I just brought her in. They had met already at the rescue.
However, it took Denali a long time to accept the puppy. Suddenly, I had this idea to take them on an insanely long walk together in a place neither had been before (I had to carry the pup for a lot of it). I read to do that somewhere, but forgot. They got along very well after that.

Ruthie 06-30-2011 09:31 PM

1. Gator was a rescue, so we took Moose to the foster home and they met in her yard.
2. Bison came home in the dead of winter and it was cold and dark. They met in the house. Moose was very excited until he realized that the puppy was not going home.
3. We introduced Grizzly and Bison in the front yard. I left Grizz crated while I went in and got Bison. I wanted him to see ME getting him out of the truck so he wouldn't just happen upon a random dog. On initial meeting, Bison got super excited and Grizzly just looked at him like he was nuts.

Rerun 06-30-2011 09:44 PM

I'm probably not the best to reply, because I have fostered god knows how many dogs and puppies over the past (more than a...) decade, so my dogs just meet foster puppies in the house, if the pups are reasonably healthy in appearances.

Adolescent dogs (6 months to a year, give or take, depending on the dogs behavior) that are bigger but still very "puppish" I typically introduce in our backyard or frontyard, leashed but relaxed. Again, my dogs are really good at intro's because they've done it so much.

With adults it REALLY depends, but as a rule of thumb I do not introduce adult fosters in a leashed, nose to nose, manner. I start with crating, letting mutual sniffing go on, then leashed walks together, etc. and move on from there depending on how long the foster will be here. If they won't be here long, I often don't really introduce them to my pack, or all members of my pack, at all. I only mention the adult - adult intro for others who may be reading and wondering about adult to adult intros vs puppy to adult intros.

IF I had an adult who hadn't spent much if any time around puppies, I would personally introduce them like I do adult - adult. Puppy in crate, let adult sniff. IF all is well and calm, then puppy would probably be in an x-pen and the adult could sniff and see pup bouncing around, etc. Make sure prey drive doesn't kick in here for some adults.

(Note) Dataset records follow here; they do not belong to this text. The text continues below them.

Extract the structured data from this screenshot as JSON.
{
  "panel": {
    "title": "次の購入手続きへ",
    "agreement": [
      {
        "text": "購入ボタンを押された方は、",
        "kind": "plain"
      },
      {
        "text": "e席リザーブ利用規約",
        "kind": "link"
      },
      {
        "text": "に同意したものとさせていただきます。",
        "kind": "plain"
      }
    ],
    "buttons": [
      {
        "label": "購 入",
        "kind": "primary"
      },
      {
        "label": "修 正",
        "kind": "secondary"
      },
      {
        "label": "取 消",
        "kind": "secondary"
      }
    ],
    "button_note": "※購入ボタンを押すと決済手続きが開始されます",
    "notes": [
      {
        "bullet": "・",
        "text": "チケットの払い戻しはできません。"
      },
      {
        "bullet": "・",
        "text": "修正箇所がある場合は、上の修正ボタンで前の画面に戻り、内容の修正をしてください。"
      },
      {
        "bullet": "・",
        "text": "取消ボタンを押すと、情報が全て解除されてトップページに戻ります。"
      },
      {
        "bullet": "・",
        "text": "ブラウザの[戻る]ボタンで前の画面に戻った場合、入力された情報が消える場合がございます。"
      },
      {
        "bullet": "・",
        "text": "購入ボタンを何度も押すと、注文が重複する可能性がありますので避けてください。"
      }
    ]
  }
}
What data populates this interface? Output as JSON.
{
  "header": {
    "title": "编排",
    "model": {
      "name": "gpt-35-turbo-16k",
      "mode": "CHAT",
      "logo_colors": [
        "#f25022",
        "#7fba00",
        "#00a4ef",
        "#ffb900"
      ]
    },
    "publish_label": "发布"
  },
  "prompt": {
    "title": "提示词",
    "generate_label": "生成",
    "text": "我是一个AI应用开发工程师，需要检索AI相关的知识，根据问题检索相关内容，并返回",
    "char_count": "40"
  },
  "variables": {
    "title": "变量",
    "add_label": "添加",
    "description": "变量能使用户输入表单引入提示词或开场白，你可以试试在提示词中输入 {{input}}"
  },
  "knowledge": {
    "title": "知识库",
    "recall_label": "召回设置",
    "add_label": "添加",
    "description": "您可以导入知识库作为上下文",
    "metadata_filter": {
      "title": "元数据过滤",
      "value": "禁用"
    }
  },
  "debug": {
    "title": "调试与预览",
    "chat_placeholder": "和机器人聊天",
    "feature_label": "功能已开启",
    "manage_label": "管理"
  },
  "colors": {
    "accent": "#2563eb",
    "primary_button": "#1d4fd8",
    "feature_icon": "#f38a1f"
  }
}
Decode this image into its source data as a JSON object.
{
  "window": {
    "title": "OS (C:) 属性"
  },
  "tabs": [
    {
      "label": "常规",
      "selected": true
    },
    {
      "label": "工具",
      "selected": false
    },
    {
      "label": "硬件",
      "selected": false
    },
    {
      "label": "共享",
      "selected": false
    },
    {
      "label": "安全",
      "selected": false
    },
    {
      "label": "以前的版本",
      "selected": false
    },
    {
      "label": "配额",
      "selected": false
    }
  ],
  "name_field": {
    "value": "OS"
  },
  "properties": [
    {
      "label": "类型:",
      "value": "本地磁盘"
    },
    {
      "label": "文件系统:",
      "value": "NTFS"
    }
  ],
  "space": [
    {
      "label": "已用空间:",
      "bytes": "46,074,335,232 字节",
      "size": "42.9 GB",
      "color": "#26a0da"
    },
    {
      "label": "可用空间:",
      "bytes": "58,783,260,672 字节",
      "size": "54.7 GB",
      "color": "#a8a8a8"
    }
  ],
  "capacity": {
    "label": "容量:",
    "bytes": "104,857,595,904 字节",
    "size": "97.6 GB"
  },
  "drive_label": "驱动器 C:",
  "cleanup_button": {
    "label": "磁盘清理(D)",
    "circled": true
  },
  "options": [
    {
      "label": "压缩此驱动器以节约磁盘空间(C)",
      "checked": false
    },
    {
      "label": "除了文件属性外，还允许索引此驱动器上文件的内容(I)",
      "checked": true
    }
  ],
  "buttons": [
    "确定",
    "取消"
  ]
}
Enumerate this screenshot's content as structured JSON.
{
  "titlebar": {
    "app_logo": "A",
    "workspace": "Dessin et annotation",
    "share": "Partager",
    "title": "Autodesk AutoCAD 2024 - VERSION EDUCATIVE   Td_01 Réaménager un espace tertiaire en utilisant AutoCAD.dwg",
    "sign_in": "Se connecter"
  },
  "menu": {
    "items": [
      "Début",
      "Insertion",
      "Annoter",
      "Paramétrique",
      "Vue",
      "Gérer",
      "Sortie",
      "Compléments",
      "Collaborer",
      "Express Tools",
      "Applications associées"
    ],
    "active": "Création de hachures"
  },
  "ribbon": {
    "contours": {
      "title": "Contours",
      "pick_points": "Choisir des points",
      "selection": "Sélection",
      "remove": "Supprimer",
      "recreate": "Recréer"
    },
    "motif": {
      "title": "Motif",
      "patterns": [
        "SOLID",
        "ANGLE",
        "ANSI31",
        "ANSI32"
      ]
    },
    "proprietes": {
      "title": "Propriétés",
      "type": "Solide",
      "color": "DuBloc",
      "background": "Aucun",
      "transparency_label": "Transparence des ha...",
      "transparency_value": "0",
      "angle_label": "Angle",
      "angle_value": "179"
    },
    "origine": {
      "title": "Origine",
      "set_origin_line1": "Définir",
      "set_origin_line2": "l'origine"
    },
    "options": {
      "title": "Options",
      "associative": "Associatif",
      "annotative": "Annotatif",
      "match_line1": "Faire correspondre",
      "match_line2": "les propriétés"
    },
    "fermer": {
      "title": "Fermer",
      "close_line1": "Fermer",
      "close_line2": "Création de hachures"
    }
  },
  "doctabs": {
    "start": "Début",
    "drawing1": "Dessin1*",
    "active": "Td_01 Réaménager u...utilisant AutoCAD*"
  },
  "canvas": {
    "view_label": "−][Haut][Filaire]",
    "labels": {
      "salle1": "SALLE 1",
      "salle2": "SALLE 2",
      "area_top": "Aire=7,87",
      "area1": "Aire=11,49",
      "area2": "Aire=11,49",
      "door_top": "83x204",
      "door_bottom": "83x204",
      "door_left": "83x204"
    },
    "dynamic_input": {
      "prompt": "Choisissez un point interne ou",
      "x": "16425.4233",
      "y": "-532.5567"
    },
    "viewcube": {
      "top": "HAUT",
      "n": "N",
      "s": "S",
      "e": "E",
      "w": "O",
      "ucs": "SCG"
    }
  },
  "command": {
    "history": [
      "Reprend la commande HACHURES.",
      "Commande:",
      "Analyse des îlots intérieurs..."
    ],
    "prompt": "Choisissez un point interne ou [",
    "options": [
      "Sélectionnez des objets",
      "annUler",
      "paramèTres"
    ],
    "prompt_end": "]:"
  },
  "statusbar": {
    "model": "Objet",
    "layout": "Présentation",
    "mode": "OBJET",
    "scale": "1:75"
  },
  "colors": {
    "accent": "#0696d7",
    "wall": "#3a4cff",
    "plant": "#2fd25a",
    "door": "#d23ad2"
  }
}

I'd progress from there to either the yard with both leashed and different handlers, or if the pup walked ok on a leash I'd take them for short walks together for a few days.

monikawilson 06-30-2011 10:14 PM

I always like to have a puppy dog coming into our family when the adult dog is getting older (but not to old). I have had great experience over the years. The puppy will learn from the adult dog and out of my experience the adult dog will "baby" the puppy. And it does not matter if male or female. To introduce the puppy to the older dog(s) i always bring the puppy into the house, have the puppy on my lap and call the adult dog to me (and the puppy). Then I put the puppy on the floor and watch what happens. Almost instantly (every time), the adult dog starts "cleaning" the puppy and takes over :) No night whining puppy since the adult dog is with him/her. And like I said, the adult dog is doing a good portion of the puppy training. -You can just hope the adult dog has all good manors :D Puppy will learn the good and the bad :D

Elaine 06-30-2011 10:49 PM

I always introduce my new dogs to my personal dogs in my backyard. I generally know right away if it's going to work or not.

Packen 06-30-2011 10:57 PM

It really depends on the dogs temperaments. I introduced a dominant pup to a dominant + alpha dog through a barrier for a few days (one was kenneled). Then 30seconds or so face to face, next day a minute or 2 but very highly supervised. Now a couple of weeks later they play for a few minutes but highly supervised and I do step in and separate them verbally of physically then put the pup up in his kennel. The older dog minds very well but the pup is out of control!

So it really depends on the dogs. In my case I need to protect the pup as much as I need to protect my 2 yr old from the obnoxious pup! It will be a few months before I can let them run together with less supervision. A year later they will have a fight as the pup's testosterone level kicks in and he challenges for top spot. They both have the alpha temperament.

If both are beta or 1 alpha and 1 beta then it is much much easier.